Debido a los costos y la escasez de mano de obra, en los Países Bajos se ha intensificado el escrutinio sobre la demostración de los beneficios, afirma Feijen-de Jong, pero esto es difícil de rastrear con datos. Sin embargo, lo que sí está claro es que las madres en los Países Bajos tienen más probabilidades de dar a luz en casa que en otros países. Alrededor del 16 % de las madres dan a luz en casa allí, en comparación con aproximadamente el 1 % en muchos países vecinos, y la evidencia ha demostrado que las complicaciones son menores en los partos planificados en casa.

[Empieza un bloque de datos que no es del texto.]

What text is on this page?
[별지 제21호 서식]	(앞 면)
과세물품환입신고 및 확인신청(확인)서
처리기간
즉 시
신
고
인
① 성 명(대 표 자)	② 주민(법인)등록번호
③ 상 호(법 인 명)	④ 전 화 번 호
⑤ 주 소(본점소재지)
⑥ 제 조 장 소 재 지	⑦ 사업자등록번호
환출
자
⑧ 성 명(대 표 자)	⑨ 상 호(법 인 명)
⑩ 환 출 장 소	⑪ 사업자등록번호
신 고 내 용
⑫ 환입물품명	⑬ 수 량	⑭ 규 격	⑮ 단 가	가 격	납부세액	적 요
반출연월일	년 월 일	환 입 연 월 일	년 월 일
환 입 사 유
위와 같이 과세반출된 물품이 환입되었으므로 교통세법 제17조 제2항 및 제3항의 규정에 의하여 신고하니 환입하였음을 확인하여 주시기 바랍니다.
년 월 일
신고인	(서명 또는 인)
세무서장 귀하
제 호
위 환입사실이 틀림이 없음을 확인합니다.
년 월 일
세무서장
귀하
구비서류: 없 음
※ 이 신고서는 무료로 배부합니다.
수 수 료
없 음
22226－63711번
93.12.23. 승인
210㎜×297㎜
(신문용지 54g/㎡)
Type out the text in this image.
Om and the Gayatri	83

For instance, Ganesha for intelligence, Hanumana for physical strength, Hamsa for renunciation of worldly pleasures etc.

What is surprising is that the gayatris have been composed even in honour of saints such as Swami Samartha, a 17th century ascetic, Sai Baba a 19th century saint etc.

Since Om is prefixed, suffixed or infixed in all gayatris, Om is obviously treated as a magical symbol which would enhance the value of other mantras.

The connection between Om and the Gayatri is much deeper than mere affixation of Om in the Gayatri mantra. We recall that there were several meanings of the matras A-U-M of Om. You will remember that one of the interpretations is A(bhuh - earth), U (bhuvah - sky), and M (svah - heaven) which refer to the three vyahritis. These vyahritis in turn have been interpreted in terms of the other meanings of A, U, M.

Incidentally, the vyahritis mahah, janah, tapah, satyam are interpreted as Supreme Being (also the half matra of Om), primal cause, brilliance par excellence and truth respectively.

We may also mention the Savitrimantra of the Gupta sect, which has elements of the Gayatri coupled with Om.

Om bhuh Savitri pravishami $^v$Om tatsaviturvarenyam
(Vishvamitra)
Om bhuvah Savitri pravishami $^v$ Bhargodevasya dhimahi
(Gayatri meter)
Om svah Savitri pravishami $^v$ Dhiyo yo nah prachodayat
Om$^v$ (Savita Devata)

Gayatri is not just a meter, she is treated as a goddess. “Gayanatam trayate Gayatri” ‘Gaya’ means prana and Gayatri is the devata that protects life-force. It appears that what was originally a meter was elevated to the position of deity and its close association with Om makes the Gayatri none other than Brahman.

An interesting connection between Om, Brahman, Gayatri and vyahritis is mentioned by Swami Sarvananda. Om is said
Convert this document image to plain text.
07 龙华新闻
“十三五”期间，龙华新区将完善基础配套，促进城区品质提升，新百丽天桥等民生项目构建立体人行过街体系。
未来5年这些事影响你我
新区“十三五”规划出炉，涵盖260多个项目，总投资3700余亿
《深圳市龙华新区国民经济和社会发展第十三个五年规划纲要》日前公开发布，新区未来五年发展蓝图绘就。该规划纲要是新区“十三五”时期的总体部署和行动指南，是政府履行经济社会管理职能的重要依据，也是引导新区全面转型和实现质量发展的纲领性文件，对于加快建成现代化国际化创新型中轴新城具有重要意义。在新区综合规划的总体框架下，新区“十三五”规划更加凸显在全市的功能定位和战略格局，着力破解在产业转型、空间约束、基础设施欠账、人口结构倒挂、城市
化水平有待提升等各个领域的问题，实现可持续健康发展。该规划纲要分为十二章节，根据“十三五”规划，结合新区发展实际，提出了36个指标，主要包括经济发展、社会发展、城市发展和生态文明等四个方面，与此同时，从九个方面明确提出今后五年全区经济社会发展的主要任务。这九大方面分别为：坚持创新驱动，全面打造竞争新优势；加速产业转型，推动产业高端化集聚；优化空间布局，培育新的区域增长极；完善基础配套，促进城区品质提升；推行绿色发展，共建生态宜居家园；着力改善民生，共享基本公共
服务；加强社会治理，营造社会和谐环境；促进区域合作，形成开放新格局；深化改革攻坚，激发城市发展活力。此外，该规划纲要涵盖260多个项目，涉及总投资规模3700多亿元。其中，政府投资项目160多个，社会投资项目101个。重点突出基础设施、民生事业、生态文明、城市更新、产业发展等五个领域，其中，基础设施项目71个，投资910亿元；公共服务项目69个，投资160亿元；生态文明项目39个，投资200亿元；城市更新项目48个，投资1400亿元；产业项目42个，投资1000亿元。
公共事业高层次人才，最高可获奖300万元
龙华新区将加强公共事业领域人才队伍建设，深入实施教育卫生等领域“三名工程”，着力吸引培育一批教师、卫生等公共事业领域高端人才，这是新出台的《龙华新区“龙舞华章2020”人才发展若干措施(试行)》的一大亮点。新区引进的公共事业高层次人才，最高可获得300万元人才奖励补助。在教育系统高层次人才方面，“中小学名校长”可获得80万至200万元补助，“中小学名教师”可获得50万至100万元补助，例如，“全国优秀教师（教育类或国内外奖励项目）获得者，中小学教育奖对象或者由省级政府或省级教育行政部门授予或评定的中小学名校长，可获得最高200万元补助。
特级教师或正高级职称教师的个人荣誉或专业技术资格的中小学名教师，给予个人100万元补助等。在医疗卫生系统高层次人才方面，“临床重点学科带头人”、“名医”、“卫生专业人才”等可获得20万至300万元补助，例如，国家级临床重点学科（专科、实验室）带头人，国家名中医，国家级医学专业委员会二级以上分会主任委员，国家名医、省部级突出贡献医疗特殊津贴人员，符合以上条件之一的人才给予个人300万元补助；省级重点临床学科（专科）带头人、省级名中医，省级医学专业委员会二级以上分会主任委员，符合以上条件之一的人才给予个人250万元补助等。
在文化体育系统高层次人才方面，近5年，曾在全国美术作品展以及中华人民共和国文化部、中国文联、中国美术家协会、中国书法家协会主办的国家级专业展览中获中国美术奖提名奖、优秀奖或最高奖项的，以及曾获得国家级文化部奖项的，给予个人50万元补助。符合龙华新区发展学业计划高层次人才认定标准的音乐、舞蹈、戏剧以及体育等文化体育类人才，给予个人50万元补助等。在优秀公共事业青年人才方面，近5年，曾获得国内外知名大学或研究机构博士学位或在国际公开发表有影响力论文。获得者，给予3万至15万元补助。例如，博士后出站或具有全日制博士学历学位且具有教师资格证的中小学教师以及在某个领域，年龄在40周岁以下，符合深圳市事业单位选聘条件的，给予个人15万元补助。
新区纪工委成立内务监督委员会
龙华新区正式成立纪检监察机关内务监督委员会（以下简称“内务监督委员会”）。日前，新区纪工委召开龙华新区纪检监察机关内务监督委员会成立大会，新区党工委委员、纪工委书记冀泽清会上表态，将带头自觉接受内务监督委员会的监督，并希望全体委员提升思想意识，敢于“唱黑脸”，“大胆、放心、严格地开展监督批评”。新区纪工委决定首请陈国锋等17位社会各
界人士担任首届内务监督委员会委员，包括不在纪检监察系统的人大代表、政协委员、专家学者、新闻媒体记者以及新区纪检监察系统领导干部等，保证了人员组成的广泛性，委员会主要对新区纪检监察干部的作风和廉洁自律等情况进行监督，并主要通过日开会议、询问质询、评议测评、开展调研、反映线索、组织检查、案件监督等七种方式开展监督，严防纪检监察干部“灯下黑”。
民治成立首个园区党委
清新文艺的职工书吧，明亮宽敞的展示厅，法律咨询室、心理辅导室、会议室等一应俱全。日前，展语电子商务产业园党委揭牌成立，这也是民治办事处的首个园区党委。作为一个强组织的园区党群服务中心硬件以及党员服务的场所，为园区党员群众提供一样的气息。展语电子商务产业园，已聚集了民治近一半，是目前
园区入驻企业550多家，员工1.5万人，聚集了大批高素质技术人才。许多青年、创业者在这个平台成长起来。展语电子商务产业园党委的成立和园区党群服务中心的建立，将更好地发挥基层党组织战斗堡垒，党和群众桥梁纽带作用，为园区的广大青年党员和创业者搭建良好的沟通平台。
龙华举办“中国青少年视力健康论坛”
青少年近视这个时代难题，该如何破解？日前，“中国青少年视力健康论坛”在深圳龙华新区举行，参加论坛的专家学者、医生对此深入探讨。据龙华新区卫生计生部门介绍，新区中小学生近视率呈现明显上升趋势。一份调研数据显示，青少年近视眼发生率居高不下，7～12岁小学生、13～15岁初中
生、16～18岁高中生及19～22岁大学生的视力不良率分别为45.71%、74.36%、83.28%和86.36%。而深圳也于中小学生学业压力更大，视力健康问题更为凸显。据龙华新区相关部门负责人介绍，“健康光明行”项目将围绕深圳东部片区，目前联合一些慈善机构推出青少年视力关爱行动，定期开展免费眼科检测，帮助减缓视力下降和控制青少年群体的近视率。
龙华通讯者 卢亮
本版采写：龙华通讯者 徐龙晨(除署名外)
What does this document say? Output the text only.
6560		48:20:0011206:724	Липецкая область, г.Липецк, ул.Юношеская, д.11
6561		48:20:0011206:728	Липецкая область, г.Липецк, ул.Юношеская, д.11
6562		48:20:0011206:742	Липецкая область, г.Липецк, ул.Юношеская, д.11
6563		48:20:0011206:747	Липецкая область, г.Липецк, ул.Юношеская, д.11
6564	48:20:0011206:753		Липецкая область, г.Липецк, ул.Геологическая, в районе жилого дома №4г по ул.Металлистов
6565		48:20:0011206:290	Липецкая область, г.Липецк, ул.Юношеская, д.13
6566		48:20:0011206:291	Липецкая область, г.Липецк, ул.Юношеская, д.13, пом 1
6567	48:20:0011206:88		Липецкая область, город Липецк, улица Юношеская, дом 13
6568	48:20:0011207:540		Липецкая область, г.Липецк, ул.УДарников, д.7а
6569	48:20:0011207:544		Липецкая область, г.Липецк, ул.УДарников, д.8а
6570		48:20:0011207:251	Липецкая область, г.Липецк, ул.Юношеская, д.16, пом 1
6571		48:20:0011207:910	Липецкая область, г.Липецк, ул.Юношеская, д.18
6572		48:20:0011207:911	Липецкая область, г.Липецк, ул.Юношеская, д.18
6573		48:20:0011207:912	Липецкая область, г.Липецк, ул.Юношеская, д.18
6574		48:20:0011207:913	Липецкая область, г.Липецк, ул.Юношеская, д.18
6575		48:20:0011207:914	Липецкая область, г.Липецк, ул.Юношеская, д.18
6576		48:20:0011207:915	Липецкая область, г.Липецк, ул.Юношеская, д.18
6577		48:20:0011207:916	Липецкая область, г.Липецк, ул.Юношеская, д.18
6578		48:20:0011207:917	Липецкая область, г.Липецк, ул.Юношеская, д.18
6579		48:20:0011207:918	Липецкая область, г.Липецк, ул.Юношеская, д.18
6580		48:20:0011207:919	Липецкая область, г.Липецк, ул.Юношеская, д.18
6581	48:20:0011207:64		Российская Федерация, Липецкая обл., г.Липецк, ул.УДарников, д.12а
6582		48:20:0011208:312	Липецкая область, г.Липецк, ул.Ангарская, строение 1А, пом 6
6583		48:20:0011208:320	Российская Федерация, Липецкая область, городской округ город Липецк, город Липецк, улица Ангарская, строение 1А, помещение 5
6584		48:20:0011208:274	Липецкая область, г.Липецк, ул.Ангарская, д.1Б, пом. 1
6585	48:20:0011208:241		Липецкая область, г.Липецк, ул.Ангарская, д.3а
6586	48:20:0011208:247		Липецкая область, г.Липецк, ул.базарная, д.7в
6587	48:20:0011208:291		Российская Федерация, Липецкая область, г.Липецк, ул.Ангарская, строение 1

«Sabemos por investigaciones que las mujeres presentan molestias durante mucho tiempo después del parto», afirma Feijen-de Jong. «Si podemos abordar las molestias en la primera semana, podrían tener menos problemas a largo plazo».
El impacto inmediato de esta atención es evidente para las mujeres con las que hablé. Olieman también afirma que, por lo tanto, su labor no solo se siente vital, sino también sumamente gratificante. No lo hace por el dinero, afirma, «sino por las diferencias que podemos marcar».
Leerves y de Ligt coinciden. «Te permiten entrar en el momento más importante de la vida de alguien y puedes apoyarlo. Es precioso», dice de Ligt. «Ver cómo familias que al principio eran inseguras se sienten seguras es fantástico».